We found that an increase of 2.5 geriatrician hours per patient was associated with a relative reduction in 30-day mortality of 3.4% (95% confidence interval 0.9% to 5.9%, p-value = 0.01).
This corresponds to an absolute mortality reduction of approximately 0.3% for this level of investment from a 2010-rate of 8.7% (3.4% x 8.7% = 0.3%).
What do orthogeriatricians do?
A hip fracture has a major impact on an older person – causing severe pain and often substantial blood loss. Waiting for assistance after falling may also mean they become dehydrated and frightened. For a frail older person, this often contributes to development of confusion and delirium. Surgery, anaesthesia, peri-operative care and rehabilitation are often complicated by other health problems and medication.
Orthogeriatrics is a subspecialty that has developed in the UK to improve outcomes of older people with fractures by providing specialist medical care alongside orthopaedic surgeons within multidisciplinary teams.
Orthogeriatricians improve early care in a number of ways. At the individual level, they may improve a patient’s physical fitness and readiness for surgery by ordering blood transfusions, stopping or starting medications and working closely with anaesthetists and surgeons to ensure that surgery is as prompt and safe as possible.
At the team level, the appointment of an orthogeriatrician often triggers a cultural shift with a renewed focus on a person’s health other than their fracture. They promote awareness of health problems associated with ageing and frailty. In senior roles, they are in a strong position to develop protocols and promote team-working to improve the consistency and coordination of care.

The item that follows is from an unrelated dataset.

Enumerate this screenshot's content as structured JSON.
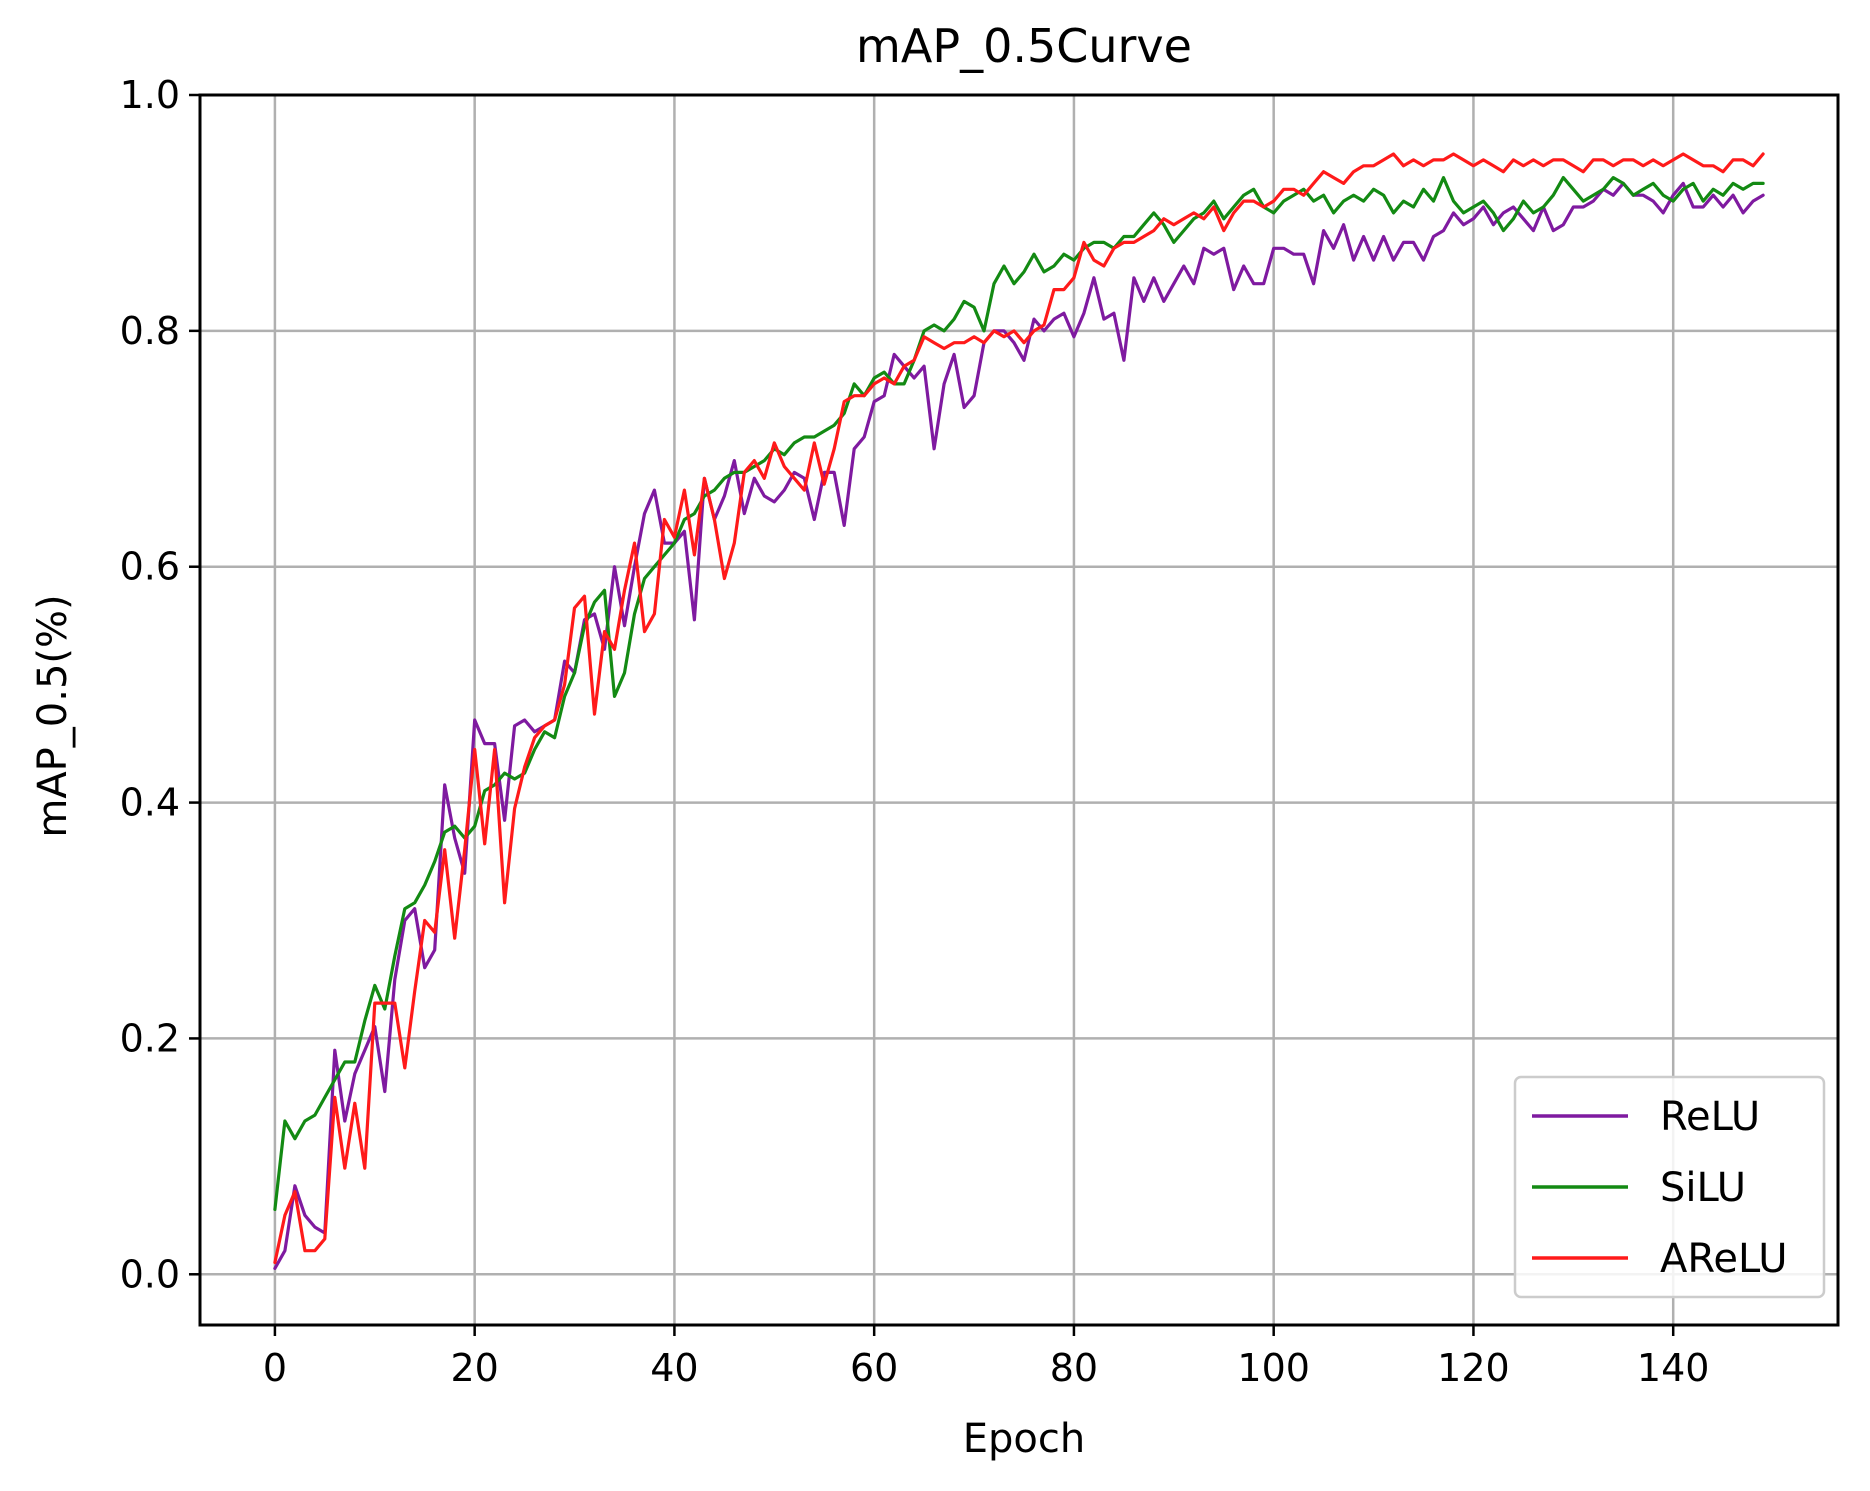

Improved outcomes attributed to involvement of geriatricians will reflect the work the whole team. They can also provide an environment in which improvements to care on the ward are valued and celebrated. For example, at St Helier’s hospital in Epsom, the team introduced a daily lunch club, with patients invited to dine together at a communal table rather than on their own by their bed. The team evaluated this change and found some evidence that people over 80, who had lower intake generally, ate more when they dined sociably.
Implications of our study
Although we used a limited measure of orthogeriatrician involvement (in hours per patient), our study contributes further evidence of the benefits of orthogeriatric care in improving patient outcomes.
If the association we found were causal, the 2.5-hour increase in hours would equate with the avoidance of nearly 200 deaths within 30 days across the 65,000 people presenting with hip fracture each year (absolute reduction 0.3% x 65,000 = 195).